Открылась еще одна тайна. Начнем с того, что дочь Ларисы и Сергея Гараниных совсем не горела желанием использовать полученные в процессе обучения знания на благо Родины. Да и неизвестно – закончила ли она вообще Плехановский институт. А в школе усвоила только один урок – у нее хорошие способности, но положение мамы – решающий фактор. Оно спасало не раз. Бывали случаи, когда учителя оценки натягивали. Она привыкла быть лучшей и не собиралась покидать свой пьедестал. Такое удовольствие – пускать оттуда пыль в глаза окружающим. Софья предпочитала устроить свою жизнь так, чтобы не было мучительно больно за сносное материальное положение, отсутствие домработницы, невозможности выехать за границу. По-видимому, в институте выяснилось, что она обыкновенная девушка. Далеко не семи пядей во лбу, как считала мама. И там спуску не будет. Еще вопрос – как она туда поступила. Наверняка ехала с направлением и ходатайством из сельской школы. Поразмыслив, что профессия педагога не сулит особых благ, Софья кардинально меняет профиль обучения. Каким образом она перевелась в Плехановский – тоже вопрос. Но, очевидно, там тоже все шло не так, как ей хотелось, и она решила сделать головокружительную карьеру красивой, умной и образованной жены крупного ученого, партийного или государственного деятеля. Здесь, правда, была одна загвоздка: все они были почтенного возраста и женаты. Конечно, деятели не прочь урвать несколько часов, а то и дней, чтобы отдохнуть от семейной рутины в обществе молодой обольстительной девушки. Но в конце концов они возвращались домой. Разводиться не собирались. Скандала по партийной и общественной линии никто не хотел. А в том, что жены непременно побегут в партком и профком, Софья не сомневалась. Кто ж из этих разжиревших дармоедок добровольно отдаст готового ученого мужа и лишится своего привилегированного положения?

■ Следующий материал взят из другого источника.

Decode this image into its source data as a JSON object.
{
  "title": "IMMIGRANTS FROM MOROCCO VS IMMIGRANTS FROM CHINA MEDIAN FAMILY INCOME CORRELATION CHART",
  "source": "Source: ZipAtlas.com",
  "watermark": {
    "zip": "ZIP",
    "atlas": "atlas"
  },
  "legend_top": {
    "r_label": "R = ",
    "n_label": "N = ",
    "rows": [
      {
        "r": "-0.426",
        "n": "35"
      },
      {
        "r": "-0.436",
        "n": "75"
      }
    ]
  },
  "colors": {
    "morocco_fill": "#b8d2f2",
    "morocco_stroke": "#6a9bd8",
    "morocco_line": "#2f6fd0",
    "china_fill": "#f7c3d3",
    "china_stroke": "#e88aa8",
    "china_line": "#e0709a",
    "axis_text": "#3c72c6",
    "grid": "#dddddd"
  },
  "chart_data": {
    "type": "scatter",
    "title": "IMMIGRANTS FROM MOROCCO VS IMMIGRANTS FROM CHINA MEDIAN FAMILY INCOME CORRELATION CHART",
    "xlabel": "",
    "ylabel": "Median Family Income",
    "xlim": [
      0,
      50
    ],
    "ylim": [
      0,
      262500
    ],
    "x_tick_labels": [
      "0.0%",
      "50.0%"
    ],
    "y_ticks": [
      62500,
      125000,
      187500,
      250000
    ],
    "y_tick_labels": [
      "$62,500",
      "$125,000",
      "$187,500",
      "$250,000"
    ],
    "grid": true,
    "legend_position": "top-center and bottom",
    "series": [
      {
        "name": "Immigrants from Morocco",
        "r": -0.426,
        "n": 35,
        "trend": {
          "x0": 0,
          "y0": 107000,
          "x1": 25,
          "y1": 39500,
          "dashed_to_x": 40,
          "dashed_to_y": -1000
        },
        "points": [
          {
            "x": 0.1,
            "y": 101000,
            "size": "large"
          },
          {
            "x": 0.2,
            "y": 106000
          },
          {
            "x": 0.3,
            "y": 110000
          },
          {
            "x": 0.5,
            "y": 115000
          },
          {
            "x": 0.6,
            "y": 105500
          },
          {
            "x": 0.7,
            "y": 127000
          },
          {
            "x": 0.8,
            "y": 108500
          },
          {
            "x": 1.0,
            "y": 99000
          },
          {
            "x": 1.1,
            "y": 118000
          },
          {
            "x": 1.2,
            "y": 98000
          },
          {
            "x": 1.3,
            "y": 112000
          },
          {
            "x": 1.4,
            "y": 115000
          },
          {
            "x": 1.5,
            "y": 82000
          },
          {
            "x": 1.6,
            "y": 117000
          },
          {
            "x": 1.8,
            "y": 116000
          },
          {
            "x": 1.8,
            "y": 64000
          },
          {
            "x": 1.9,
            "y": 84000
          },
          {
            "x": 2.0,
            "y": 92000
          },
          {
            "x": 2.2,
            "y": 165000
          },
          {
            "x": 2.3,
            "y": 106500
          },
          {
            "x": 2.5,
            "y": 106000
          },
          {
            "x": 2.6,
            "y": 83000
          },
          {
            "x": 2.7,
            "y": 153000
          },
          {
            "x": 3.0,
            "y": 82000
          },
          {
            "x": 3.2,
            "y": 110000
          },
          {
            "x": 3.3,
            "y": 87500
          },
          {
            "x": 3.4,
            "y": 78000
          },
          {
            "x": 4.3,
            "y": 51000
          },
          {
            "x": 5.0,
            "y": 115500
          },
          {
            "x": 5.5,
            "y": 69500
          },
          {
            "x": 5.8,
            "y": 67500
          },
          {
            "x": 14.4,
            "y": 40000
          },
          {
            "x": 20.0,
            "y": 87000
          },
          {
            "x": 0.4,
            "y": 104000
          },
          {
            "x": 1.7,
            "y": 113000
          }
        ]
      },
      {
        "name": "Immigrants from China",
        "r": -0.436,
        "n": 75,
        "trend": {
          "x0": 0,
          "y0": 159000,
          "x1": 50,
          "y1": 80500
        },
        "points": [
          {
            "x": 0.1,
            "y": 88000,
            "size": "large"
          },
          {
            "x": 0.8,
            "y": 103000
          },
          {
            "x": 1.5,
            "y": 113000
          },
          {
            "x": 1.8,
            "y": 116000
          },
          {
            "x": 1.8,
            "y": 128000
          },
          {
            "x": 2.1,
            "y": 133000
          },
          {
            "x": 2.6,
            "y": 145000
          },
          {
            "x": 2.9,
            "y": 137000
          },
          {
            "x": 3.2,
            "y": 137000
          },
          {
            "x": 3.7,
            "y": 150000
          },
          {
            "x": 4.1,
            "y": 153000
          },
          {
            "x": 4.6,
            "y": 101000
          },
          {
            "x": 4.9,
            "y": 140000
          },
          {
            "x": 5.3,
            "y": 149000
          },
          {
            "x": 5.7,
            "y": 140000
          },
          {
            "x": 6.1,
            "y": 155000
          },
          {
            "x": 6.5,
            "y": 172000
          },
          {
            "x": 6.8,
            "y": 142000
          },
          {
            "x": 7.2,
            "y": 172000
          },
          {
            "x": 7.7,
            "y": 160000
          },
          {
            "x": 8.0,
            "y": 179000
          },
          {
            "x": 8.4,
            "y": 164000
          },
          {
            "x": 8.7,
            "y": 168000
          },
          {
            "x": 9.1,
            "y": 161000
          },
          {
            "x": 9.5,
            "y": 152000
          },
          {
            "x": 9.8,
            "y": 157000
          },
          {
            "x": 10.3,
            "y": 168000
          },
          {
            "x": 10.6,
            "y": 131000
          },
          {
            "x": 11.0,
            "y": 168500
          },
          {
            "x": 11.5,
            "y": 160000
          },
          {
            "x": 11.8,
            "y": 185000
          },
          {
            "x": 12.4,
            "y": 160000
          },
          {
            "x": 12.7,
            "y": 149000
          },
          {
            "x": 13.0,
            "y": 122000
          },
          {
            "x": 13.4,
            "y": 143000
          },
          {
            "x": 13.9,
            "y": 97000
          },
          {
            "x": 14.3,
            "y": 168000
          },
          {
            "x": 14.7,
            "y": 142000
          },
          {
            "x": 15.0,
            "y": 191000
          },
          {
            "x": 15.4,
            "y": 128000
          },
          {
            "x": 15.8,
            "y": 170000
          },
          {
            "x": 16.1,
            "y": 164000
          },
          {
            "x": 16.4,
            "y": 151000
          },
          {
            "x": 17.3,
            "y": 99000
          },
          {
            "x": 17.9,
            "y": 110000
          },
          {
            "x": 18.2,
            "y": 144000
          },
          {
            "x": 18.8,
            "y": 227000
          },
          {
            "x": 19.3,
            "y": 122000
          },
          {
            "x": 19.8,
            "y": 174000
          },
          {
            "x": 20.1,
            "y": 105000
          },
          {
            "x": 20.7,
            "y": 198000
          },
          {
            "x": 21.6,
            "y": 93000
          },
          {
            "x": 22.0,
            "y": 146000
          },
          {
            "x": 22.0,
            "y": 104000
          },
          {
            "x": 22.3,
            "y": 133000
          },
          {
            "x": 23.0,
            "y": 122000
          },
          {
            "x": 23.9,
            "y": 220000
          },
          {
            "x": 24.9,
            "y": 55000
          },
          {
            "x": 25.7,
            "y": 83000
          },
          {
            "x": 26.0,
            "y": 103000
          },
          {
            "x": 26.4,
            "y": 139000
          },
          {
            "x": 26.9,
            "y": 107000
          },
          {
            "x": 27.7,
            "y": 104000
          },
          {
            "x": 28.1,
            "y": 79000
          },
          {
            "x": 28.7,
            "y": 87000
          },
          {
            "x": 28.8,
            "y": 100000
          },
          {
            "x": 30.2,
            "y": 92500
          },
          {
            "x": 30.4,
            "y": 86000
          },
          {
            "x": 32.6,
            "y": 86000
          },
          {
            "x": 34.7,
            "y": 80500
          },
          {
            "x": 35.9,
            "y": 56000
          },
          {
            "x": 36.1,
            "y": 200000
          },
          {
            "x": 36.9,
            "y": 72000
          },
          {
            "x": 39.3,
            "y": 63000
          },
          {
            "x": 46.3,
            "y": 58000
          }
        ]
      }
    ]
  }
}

Оставался один выход – найти перспективного молодого человека, убедить его в том, что она нужна ему, как воздух и средство достижения дерзких, но вполне осуществимых планов. И вырастить из этого полуфабриката крупного ученого, партийного или государственного деятеля – что получится. Ради конечной цели можно и потерпеть пару лет. Софья панически боялась одного – вернуться туда, где выросла. Не зря же она упрекала мать в том, что та лишила ее возможности быть падчерицей какого-нибудь козырного московского туза. Настоящие матери в первую очередь думают о детях. А ее собственная, имея таких перспективных родителей, мужа, геройски погибшего при обороне Севастополя, палец о палец не ударила, чтобы сделать судьбу дочери счастливой. Они бы ужаснулись, узнав, что мамочка обрекла ее на прозябание в глухой провинции. Возможно, кое-что подсказало странное сочетание имен бабушки и дедушки. «Леокадия Львовна» говорило о чем-то исконно благополучном, богатом и устойчивом. От имени Никифора Васильевича несло тем самым селом, в котором она, Софья, выросла. Тем не менее именно дед был крупным ученым-биологом. Значит, бабушка, а может, и ее родители своевременно определили перспективность будущей знаменитости.
По-видимому, Ларису Никифоровну всерьез обеспокоили поведение и кое-какие высказывания дочери. Поэтому она попросила помощи у подруги. Та без колебаний пошла навстречу и, как вскоре выяснилось, пригрела и выпестовала на груди змею.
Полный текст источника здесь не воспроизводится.